- Mateo: Carmelo ¿Qué son los mercados?
- Carmelo: Pues no sabría decirte. Según hablan a veces
algunos analistas sobre ellos. A veces parecen una entelequia. Otras veces, sin
embargo, son simples mortales. Según convenga.
- Mateo: Venga hombre, por qué dices eso.

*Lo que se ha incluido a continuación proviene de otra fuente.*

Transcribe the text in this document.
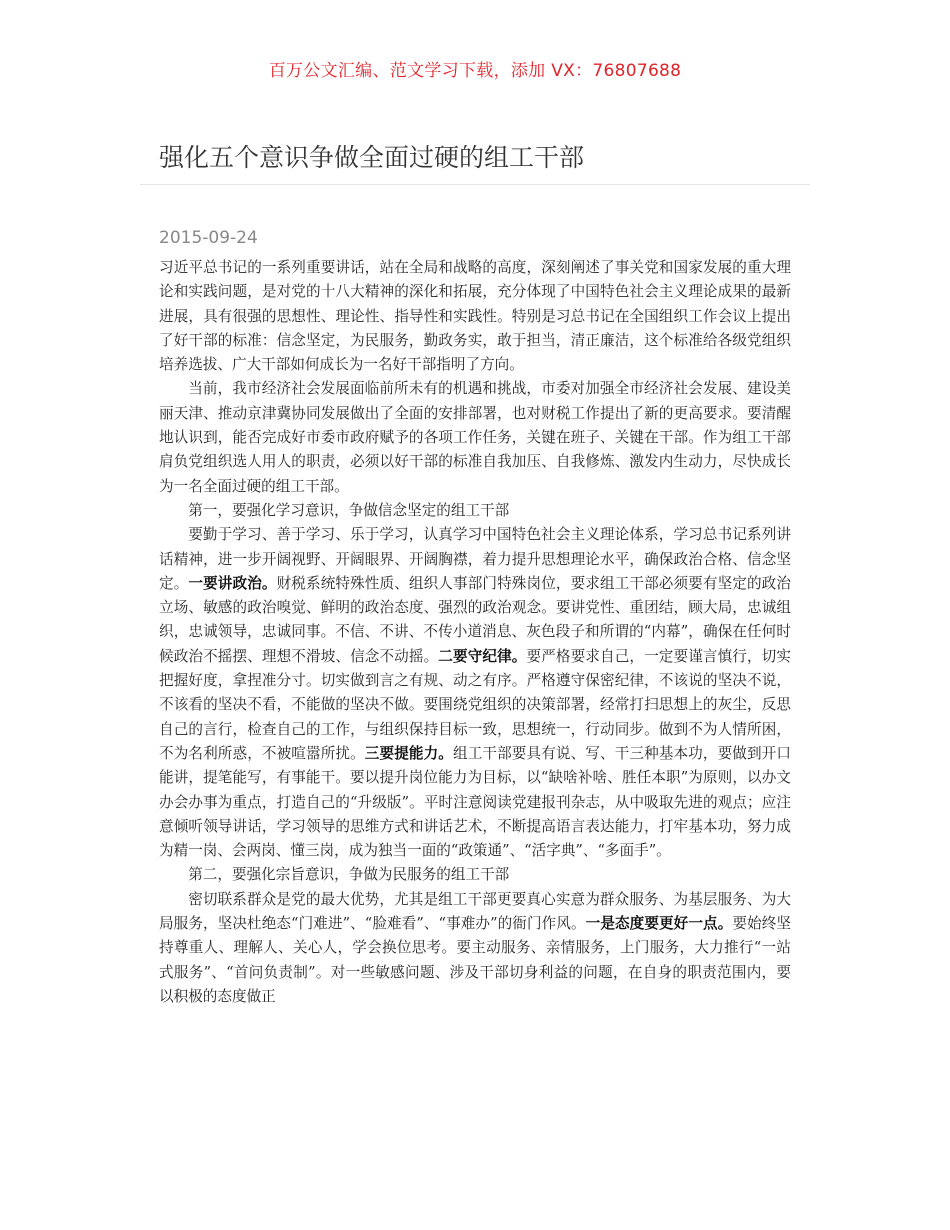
百万公文汇编、范文学习下载，添加 VX：76807688
强化五个意识争做全面过硬的组工干部
2015-09-24

习近平总书记的一系列重要讲话，站在全局和战略的高度，深刻阐述了事关党和国家发展的重大理论和实践问题，是对党的十八大精神的深化和拓展，充分体现了中国特色社会主义理论成果的最新进展，具有很强的思想性、理论性、指导性和实践性。特别是习总书记在全国组织工作会议上提出了好干部的标准：信念坚定，为民服务，勤政务实，敢于担当，清正廉洁，这个标准给各级党组织培养选拔、广大干部如何成长为一名好干部指明了方向。

当前，我市经济社会发展面临前所未有的机遇和挑战，市委对加强全市经济社会发展、建设美丽天津、推动京津冀协同发展做出了全面的安排部署，也对财税工作提出了新的更高要求。要清醒地认识到，能否完成好市委市政府赋予的各项工作任务，关键在班子、关键在干部。作为组工干部肩负党组织选人用人的职责，必须以好干部的标准自我加压、自我修炼、激发内生动力，尽快成长为一名全面过硬的组工干部。

第一，要强化学习意识，争做信念坚定的组工干部

要勤于学习、善于学习、乐于学习，认真学习中国特色社会主义理论体系，学习总书记系列讲话精神，进一步开阔视野、开阔眼界、开阔胸襟，着力提升思想理论水平，确保政治合格、信念坚定。一要讲政治。财税系统特殊性质、组织人事部门特殊岗位，要求组工干部必须要有坚定的政治立场、敏感的政治嗅觉、鲜明的政治态度、强烈的政治观念。要讲党性、重团结，顾大局，忠诚组织，忠诚领导，忠诚同事。不信、不讲、不传小道消息、灰色段子和所谓的“内幕”，确保在任何时候政治不摇摆、理想不滑坡、信念不动摇。二要守纪律。要严格要求自己，一定要谨言慎行，切实把握好度，拿捏准分寸。切实做到言之有规、动之有序。严格遵守保密纪律，不该说的坚决不说，不该看的坚决不看，不能做的坚决不做。要围绕党组织的决策部署，经常打扫思想上的灰尘，反思自己的言行，检查自己的工作，与组织保持目标一致，思想统一，行动同步。做到不为人情所困，不为名利所惑，不被喧嚣所扰。三要提能力。组工干部要具有说、写、干三种基本功，要做到开口能讲，提笔能写，有事能干。要以提升岗位能力为目标，以“缺啥补啥、胜任本职”为原则，以办文办会办事为重点，打造自己的“升级版”。平时注意阅读党建报刊杂志，从中吸取先进的观点；应注意倾听领导讲话，学习领导的思维方式和讲话艺术，不断提高语言表达能力，打牢基本功，努力成为精一岗、会两岗、懂三岗，成为独当一面的“政策通”、“活字典”、“多面手”。

第二，要强化宗旨意识，争做为民服务的组工干部

密切联系群众是党的最大优势，尤其是组工干部更要真心实意为群众服务、为基层服务、为大局服务，坚决杜绝态“门难进”、“脸难看”、“事难办”的衙门作风。一是态度要更好一点。要始终坚持尊重人、理解人、关心人，学会换位思考。要主动服务、亲情服务，上门服务，大力推行“一站式服务”、“首问负责制”。对一些敏感问题、涉及干部切身利益的问题，在自身的职责范围内，要以积极的态度做正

- Carmelo: Pues sencillamente, porque a veces, se les
humaniza. Dudan, están inquietos, indecisos, inseguros, temerosos, nerviosos,
compulsivos. Tenemos que tranquilizarlos, mimarlos, darles confianza,
ofrecerles garantías.
- Mateo: Pobrecitos ¿no?
- Carmelo: Pero otras veces, parecen una simple máquina de
crear beneficios por encima del hambre, la pobreza, el desamparo, la miseria y
el sufrimiento. Y si la mariposa aletea en algún rincón del mundo o no. Siempre
reaccionan. Y menudas reacciones.
- Mateo: Es que son muy susceptibles, Carmelo ¿Y tu que
piensas?
- Carmelo: Pues si te soy sincero. He de decirte que me
parecen un conjunto de prácticas, pautas o valores normativizados. Es decir,
una normatividad, a veces legislada, no legislada, o incluso con sus vacíos
legales. Dentro de un subsistema, el económico. Pero nada casual. Ten en
cuenta, Mateo, que incluso hay quién dijo que todo esto lo “gobernaba” una mano
invisible. Aunque ahora, más modernos, dicen que se autorregula solo. Como si cualquier
conjunto de prácticas o hechos se pudiera regular solo. Per se. Sin valores,
pautas, códigos, normas, etc. Y más si se trata de un complejo sociocultural y
económico institucionalizado.
- Mateo: Las cosas que hay que escuchar a veces. Carmelo. Ni
que fuera un demiurgo.
- Carmelo: Pues eso, que es una forma, llámalo instrumento,
dispositivo, mecanismo, como quieras. Con posibilidades de ser subvertido. Por
y para la gran mayoría de la ciudadanía que sufre y padece sus decisiones y
malas prácticas. No sabes hasta donde llevan razón aquellos que dicen que todos
formamos parte de eso llamado genéricamente “mercado”. Aunque claro, no
dispongamos del poder de decisión especulativo financiero ni de su capacidad de
legislación.
- Mateo: A veces no hay quién te entienda. Eso que vemos las
mismas noticias y casi leemos lo mismo. ¿Eh? Pero desde luego, lo cierto es que
desconocemos que hacen con nuestro dinero. O peor aun, nos lo imaginamos.
- Carmelo: Quizás Mateo, lo que sucede a fin de cuentas, es
que hemos descuidado mucho, muchas cosas, durante demasiado tiempo. Entre otras
cosas, claro. Aunque como no hacerlo.